2022年2月9日に、淡路市立北淡中学校の校内研修会の講師をつとめさせていただきました。2020年7月29日に続いて、2回めとなる今回の研修でのテーマは、「一人1台のルール」でした。こうして継続してお声掛けいただくのはうれしいです。
昨年度と同様、オンラインでの研修だったので、僕は自宅から参加し、北淡中学校では3つの教室に分散して先生方が参加してくれました。また、今回の講演は淡路市が各校の自主的研修を推進する事業「あいプロジェクト」によって実現していて、他校にも研修機会を提供することと定められているそうです。西岡正雄 校長先生から市内の各校へご紹介もいただいた結果、市内の1つの小学校からも先生方に参加していただきました。小学校の先生方と中学校の先生方に同時にお話ができると、小中連携の話に繋がっていくと思うので、とてもいい機会だと感じました。
今回の研修テーマ「一人1台のルール」については、さとえ学園小学校でのレベルアップ型ルールを紹介した本『一人1台のルール』がベースにあっての依頼でした。そこで、最初にさとえ式レベルアップ型ルールを紹介してから、そのベースには「どんな力を身につけてもらいたいのか」ということが明確にあるうえで、それを評価する仕組みとしてレベルアップ型ルールがあるということを説明しました。
まずは学校が「こういう力を身につけさせたい」ということを明確に言語化して、次にそれを保護者にきちんと伝え、理解をしてもらう。この2つのステップがルール作りの土台になる、という話をしました。

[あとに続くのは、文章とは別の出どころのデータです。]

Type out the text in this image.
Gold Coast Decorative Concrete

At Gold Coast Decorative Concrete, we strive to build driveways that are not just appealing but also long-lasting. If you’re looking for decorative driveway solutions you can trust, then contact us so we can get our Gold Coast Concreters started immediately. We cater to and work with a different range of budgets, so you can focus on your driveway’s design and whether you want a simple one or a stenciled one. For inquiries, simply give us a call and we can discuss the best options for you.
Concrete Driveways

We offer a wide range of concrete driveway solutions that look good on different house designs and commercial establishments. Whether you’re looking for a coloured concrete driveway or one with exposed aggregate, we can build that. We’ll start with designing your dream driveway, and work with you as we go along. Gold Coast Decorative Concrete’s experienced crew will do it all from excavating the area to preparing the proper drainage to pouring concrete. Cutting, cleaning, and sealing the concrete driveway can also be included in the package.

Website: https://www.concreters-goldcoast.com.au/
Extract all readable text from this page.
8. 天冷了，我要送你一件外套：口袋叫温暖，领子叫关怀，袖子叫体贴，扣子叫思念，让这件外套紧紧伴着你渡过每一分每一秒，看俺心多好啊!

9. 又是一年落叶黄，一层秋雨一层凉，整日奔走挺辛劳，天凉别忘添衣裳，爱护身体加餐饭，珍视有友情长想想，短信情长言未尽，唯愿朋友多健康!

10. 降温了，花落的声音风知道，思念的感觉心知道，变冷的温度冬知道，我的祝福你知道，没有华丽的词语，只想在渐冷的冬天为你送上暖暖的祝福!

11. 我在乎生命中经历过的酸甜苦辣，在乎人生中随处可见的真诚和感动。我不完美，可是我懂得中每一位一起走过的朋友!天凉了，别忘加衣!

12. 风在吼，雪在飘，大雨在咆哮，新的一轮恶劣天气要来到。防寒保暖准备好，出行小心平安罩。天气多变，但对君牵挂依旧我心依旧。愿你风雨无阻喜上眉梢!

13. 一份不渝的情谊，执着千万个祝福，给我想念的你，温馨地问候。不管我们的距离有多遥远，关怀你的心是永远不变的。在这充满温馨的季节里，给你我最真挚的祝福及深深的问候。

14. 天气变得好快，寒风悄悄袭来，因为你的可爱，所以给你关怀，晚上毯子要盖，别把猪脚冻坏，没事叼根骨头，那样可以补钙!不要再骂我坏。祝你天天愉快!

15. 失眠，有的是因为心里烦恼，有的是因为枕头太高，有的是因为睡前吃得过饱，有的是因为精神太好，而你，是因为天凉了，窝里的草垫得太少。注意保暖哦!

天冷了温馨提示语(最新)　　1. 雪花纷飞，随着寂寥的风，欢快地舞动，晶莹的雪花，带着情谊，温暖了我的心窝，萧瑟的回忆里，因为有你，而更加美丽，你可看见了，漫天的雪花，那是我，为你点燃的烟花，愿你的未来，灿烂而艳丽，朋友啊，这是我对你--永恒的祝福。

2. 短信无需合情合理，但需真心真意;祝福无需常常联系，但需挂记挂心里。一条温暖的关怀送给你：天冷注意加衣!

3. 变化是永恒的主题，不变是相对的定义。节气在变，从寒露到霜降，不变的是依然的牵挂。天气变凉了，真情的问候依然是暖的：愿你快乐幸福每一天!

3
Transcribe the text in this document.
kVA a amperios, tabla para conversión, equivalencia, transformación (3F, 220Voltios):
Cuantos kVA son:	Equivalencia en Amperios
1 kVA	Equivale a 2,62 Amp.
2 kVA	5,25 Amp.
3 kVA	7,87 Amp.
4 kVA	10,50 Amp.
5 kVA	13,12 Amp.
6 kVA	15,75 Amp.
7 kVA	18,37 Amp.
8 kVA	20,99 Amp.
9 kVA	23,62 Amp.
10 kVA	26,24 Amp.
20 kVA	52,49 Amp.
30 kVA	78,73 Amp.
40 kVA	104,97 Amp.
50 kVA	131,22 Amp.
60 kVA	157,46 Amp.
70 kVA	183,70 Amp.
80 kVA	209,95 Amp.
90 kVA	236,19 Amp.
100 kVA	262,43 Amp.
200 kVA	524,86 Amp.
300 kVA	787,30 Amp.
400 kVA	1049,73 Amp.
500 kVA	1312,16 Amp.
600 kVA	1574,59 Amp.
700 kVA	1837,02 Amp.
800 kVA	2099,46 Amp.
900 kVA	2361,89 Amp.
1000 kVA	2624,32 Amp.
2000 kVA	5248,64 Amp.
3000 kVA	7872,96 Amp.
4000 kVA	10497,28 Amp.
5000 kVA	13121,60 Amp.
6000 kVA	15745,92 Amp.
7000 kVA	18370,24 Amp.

だからこそ、「さとえ学園小学校のルールをただ模倣するのではなく、北淡中学校の子どもたちにどんな力を身につけてもらって卒業してほしいのか考えることが重要です」というお話をさせていただきました。
研修後、具体的なアクションにつなげるために、ロイロノート・スクールで先生方に以下の2つの質問が配布されたそうです。
- これからの社会を生きる子どもたちに必要な力はどんなものだと思いますか。
- 必要な力を身につけるために、教科を通してできること、学校生活を通してできることについて答えてください。
後日、先生方の回答を見せていただきました。何人かの先生からの回答を転載します。
- 【必要な力】
自分の意見を持ち、他者に伝える力(コミュニケーションスキルの向上)
【そのためにできること】
思考ツールなどを活用し、まず考える楽しさを味わわせる工夫を行う。また他者の意見と比較し新しい考え方と自分の意見のどちらも大切にし、認めていける環境づくり。さまざまな課題に対して研究(調べ学習を行い、プレゼンする機会を増やす)。その際、タブレットが必要なのか、パソコンがよいのか、プロジェクターが必要なのかなども、考えさせる。聞き手の立場についても考える。- 【必要な力】
今あるものを活用するだけでなく、得た情報から新しいものを生み出す力が必要だと思います。
【そのためにできること】
情報収集だけでなく、得た情報をどのように活用するかを考える場面作り。生徒、教職員、保護者も自分の思考の幅を広げるツールと捉える。- 【必要な力】
情報機器の使用を自分で制限できる力。情報機器を使って自分の知識を増やしたり、娯楽を楽しむことは素晴らしいことだが、家族や友人といる時の時間や食事の時間などは情報機器を使い過ぎないようにしてほしい。使わない時を自分で決めることができる力。
【そのためにできること】
ルールを決めない。モラルを教える。そんな活動ができたらよいです。- 【必要な力】
わからないことを自分の力で検索し、必要な情報を取捨選択し、問題を解決する力。また、ツールを使いこなし、効率よく課題解決する力。
【そのためにできること】
シンキングツールなどを活用し、仲間と協力しながら課題を解決する。調べ学習などを通して、デジタルを活用し、必要な情報をもとに検索し、課題を解決していく。- 【必要な力】
人と繋がる力(直接的でなくても…) 人の考えを受容する力と、自分の考えを発信する力。
【そのためにできること】
知識や技能の習得をするだけでなく、課題発見力と課題解決能力を育成するような教材を使うこと。考えの共有で終わるのではなく、気になる考えに積極的に意見が言い合える環境をつくる。(←どうすればいいかわからないのですが…)
こうして先生方が研修に参加してくださった後に、自分ごととして考えていただけるのは、とてもうれしいです。研修の成果は、参加された先生の学校や授業が変わってこそのものです。先生方の役に立てていればいいな、と思っています。
研修後、西岡校長先生から、北淡中学校から見える夕陽の写真を送っていただきました。次回、またお声掛けいただけるときには、学校へ伺いたいな、と思っています。素敵な夕陽を皆さんとシェアできるように、ここに貼っておきます。